New York City’s first planning commissioner lost a bigger battle against Robert Moses than the fight Jane Jacobs won.
In June 1944, the New York Times Magazine ran an opinion piece that savaged the elite class of planners and their grandiose designs for urban renewal. “In municipal planning, we must decide between revolution and common sense,” the author began. What followed was a righteous tirade against Big Planning. The author tore into the professionals who, with their “own curious lingo and double talk, their cabalistic writings, secret passwords and abracadabras,” operated in an abstract realm of urban theory, detached from the ordinary lives of most city-dwellers. These experts proposed massive, impersonal interventions, “splashing at a ten-league canvas with brushes of comet’s hair,” instead of focusing on “small stuff,” like schemes to “adapt, modify, improvise, improve, boldly but with respect for our heritage.” Planners in some distant municipal office, the author cautioned, were far too eager to barge into a community and “tear it up by the roots.”

It sounds like vintage Jacobs, but the author was actually Robert Moses. He returned to the pages of the magazine in 1948 to argue for the vital “set of amenities” that “flourishes in the heart of the city.” Sneering at the “long-haired planners” who idealized European cities and disrespected American capitalism, Moses equated large-scale urban redevelopment with an attack on individual liberty and free markets. Americans wouldn’t let themselves be “pushed around and regrouped by smart-aleck planners,” he insisted. “Scratch a revolutionary planner and you find a left-wing Socialist.”

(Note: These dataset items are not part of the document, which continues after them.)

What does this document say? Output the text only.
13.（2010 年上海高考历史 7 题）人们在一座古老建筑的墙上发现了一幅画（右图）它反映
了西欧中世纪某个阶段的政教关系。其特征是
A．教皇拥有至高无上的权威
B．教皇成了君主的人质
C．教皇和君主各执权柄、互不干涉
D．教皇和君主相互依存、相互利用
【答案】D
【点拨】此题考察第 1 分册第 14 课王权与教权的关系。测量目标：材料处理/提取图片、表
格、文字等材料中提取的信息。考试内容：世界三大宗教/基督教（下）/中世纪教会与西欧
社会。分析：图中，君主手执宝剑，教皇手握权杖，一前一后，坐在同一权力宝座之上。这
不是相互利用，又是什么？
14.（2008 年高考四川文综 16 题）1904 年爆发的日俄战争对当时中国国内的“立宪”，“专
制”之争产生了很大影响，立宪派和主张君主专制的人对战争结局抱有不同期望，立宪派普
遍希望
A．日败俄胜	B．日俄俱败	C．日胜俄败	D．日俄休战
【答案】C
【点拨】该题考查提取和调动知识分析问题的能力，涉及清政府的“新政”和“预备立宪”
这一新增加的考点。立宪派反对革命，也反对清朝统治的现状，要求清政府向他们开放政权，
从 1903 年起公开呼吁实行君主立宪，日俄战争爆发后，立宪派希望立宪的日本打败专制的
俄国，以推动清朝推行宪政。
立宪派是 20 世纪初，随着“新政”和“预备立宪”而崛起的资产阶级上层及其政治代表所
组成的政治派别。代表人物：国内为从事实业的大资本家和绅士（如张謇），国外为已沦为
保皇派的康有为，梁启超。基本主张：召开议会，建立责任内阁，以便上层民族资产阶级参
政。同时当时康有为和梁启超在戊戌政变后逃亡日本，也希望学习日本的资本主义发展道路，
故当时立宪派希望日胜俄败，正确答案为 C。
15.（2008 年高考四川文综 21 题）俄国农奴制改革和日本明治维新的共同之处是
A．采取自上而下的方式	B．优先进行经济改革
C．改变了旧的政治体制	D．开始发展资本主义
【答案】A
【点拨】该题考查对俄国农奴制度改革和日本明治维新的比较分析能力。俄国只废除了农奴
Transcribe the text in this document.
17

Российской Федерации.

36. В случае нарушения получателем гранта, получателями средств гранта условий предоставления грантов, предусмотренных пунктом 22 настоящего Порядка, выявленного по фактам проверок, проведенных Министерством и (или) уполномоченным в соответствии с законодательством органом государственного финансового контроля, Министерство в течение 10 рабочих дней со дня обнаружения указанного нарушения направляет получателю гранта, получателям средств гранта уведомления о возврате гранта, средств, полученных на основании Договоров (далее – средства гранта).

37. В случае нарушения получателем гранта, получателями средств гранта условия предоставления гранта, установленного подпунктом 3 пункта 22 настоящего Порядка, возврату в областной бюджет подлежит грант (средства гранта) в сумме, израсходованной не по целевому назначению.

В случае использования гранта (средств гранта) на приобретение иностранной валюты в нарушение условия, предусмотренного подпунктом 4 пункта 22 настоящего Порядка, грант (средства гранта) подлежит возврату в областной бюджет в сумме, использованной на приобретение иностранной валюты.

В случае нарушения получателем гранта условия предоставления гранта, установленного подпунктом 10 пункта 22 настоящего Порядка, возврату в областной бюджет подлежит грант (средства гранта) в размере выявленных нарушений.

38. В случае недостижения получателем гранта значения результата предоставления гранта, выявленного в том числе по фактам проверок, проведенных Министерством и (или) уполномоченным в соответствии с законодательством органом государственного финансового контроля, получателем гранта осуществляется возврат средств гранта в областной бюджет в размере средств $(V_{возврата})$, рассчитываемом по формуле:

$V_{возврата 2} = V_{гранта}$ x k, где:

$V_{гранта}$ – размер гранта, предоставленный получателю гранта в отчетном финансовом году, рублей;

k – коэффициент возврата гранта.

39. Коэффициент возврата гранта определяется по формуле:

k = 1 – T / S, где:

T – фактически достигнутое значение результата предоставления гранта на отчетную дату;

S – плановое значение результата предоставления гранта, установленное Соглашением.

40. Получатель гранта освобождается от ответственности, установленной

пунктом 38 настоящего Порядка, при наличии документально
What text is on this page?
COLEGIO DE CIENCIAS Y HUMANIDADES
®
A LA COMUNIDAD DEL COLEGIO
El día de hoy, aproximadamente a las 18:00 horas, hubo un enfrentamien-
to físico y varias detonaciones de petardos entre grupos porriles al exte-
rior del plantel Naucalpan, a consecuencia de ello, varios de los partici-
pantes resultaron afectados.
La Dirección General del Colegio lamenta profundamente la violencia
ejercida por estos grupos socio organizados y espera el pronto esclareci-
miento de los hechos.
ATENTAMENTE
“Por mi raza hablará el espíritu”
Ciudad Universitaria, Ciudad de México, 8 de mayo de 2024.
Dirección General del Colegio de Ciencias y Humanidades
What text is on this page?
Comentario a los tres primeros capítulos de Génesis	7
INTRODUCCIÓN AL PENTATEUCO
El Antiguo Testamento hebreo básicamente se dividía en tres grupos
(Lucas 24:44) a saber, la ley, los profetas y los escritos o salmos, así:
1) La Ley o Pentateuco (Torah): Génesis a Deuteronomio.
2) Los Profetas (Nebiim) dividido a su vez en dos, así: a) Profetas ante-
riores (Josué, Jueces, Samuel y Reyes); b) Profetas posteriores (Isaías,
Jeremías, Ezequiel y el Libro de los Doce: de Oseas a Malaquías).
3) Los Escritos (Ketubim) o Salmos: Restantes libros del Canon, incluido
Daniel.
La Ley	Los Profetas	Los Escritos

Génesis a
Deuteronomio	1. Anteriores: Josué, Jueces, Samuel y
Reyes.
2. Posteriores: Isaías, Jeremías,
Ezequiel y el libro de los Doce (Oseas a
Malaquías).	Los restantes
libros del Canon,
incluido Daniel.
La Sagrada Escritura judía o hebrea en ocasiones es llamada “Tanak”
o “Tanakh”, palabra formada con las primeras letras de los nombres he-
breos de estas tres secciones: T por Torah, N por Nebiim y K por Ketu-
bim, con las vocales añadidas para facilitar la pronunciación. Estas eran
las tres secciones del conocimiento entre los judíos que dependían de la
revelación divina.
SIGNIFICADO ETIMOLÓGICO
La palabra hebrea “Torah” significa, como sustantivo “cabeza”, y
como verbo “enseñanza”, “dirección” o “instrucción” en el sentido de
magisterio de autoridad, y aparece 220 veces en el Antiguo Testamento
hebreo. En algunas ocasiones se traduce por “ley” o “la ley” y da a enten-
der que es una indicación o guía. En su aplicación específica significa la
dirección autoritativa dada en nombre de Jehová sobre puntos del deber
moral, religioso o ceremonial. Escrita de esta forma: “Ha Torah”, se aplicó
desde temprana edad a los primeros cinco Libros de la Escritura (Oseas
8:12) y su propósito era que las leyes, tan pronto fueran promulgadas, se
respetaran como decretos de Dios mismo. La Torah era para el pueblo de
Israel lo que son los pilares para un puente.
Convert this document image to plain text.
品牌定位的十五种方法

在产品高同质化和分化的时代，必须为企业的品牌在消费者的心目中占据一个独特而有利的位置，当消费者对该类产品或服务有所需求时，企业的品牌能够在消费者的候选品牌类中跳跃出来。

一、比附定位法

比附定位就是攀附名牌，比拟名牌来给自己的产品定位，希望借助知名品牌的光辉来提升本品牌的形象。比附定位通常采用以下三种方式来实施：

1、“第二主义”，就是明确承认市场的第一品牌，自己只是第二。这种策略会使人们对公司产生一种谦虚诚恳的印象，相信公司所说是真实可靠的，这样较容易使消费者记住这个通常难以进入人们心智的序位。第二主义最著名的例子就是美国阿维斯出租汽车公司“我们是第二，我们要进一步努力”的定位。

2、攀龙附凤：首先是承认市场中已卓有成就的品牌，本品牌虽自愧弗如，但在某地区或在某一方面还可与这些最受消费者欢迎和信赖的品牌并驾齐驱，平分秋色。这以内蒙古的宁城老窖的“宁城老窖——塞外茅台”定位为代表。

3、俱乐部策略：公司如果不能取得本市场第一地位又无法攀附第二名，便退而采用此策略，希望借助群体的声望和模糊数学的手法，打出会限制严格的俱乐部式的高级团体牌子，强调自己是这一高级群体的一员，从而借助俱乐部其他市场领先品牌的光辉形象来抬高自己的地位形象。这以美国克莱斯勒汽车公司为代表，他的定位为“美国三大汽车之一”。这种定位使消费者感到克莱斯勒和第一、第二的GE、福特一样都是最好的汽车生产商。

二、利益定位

One of the “revolutionaries” who drew his ire was the left-wing economist, planner, and public administrator Rexford Guy Tugwell, with whom Moses had clashed just a few years earlier. Tugwell was trained by a group of radical economists at Wharton in the early 20th century who advanced the notion that the state should play a role in economic regulation. In Tugwell’s version of this economic theory, the government’s role was not limited to correcting errors at the edges of the marketplace. Rather, he believed the government should actively set and direct the objectives of private industry through the instrument of the comprehensive plan. He saw central planning as a new synthesis of technical rationality and democratic decision-making, a mechanism for reorienting the economy away from “private money-making ventures” and toward “publicly defined and expertly approached aims.”